High-yield: GAD vs Panic disorder is the single most common exam pairing — diffuse, continuous, free-floating worry = GAD; paroxysmal, crescendo attacks with fear of dying = panic disorder.

Prognosis

Chronic and fluctuating, often waxing and waning with life stress. Only about a third achieve full remission; the disorder is frequently lifelong but very responsive to combined CBT + SSRI/SNRI. Comorbid depression and personality pathology worsen outcome.

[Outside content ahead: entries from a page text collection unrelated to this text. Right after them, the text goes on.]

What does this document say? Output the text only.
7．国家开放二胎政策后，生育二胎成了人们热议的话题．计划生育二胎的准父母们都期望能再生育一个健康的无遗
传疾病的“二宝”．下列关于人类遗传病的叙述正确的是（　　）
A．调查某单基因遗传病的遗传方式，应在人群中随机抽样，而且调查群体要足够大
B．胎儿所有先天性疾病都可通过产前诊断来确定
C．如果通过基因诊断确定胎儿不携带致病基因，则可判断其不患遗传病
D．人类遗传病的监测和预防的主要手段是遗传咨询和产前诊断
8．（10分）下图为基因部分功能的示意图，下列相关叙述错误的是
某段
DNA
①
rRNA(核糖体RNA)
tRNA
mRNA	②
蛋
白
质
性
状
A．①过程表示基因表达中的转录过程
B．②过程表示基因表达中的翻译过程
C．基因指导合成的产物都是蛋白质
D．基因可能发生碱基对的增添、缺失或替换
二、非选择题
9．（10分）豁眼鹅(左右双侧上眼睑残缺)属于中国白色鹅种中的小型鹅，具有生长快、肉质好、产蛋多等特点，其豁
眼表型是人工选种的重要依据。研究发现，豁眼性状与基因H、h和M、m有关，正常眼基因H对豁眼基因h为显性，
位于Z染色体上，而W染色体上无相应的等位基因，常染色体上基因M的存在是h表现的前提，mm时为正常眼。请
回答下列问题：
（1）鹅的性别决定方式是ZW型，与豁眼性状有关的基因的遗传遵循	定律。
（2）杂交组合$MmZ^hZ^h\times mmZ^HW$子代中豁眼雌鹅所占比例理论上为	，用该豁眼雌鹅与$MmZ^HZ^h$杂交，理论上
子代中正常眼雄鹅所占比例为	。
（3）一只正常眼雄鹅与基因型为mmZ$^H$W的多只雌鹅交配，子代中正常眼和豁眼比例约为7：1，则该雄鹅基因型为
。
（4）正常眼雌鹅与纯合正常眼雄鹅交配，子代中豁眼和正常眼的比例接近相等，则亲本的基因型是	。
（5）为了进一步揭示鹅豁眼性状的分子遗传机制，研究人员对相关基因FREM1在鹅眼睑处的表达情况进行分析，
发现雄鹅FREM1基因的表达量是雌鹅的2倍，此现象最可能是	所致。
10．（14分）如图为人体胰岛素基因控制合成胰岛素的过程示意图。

Recently asked / exam angle

  • Duration criterion: "Excessive worry for at least how many months defines GAD?" → 6 months.
  • Drug of choice: First-line for GAD → SSRI/SNRI (not benzodiazepine, not buspirone alone).
  • Buspirone MOA: 5-HT1A partial agonist — recurring single-best-answer.
  • GAD-7: identify it as the screening/severity scale; cut-off ≥10.
  • Benzodiazepine role: "short-term/bridging only" — distractor options call them first-line; reject that.
  • Most specific somatic symptom: muscle tension.
  • Organic mimic to exclude first: hyperthyroidism (TSH).
  • GAD vs panic disorder clinical vignette differentiation.
  • "Non-dependence-producing anxiolytic suitable for a patient with alcohol use" → buspirone (or hydroxyzine/pregabalin distractors).
  • Pregabalin recognised as an effective alternative anxiolytic — increasingly appearing.

Rapid revision

  1. GAD = excessive, uncontrollable, free-floating worry ≥6 months about multiple domains, with impairment.
  2. DSM-5 needs ≥3 of 6 somatic symptoms (FRICMS: Fatigue, Restlessness, Irritability, Concentration impaired, Muscle tension, Sleep disturbance); only 1 needed in children.
  3. Muscle tension is the most specific symptom; initial insomnia is the classic sleep complaint.
  4. F:M = 2:1; later mean onset (~30 yrs) than other anxiety disorders; highly comorbid with depression.
  5. Pathophysiology: GABA↓, serotonin/noradrenaline dysregulation, hyperactive amygdala, weak prefrontal control.
  6. GAD-7 = screening + severity scale; ≥10 = probable GAD; scored over last 2 weeks, range 0–21.
  7. Always check TSH to exclude hyperthyroidism before labelling primary anxiety.
  8. First-line drugs: SSRIs/SNRIs; first-line psychotherapy: CBT; effect in 2–4 weeks; treat ≥12 months.
  9. Buspirone = 5-HT1A partial agonist — non-sedating, no dependence, slow onset, useless for acute relief and for panic disorder.
  10. Benzodiazepines = short-term bridge only (≤2–4 weeks); avoid in elderly, COPD, substance misuse.
  11. Pregabalin and hydroxyzine are useful non-SSRI alternatives.
  12. Differentiate GAD (continuous worry) from panic disorder (episodic crescendo attacks) — top exam pairing.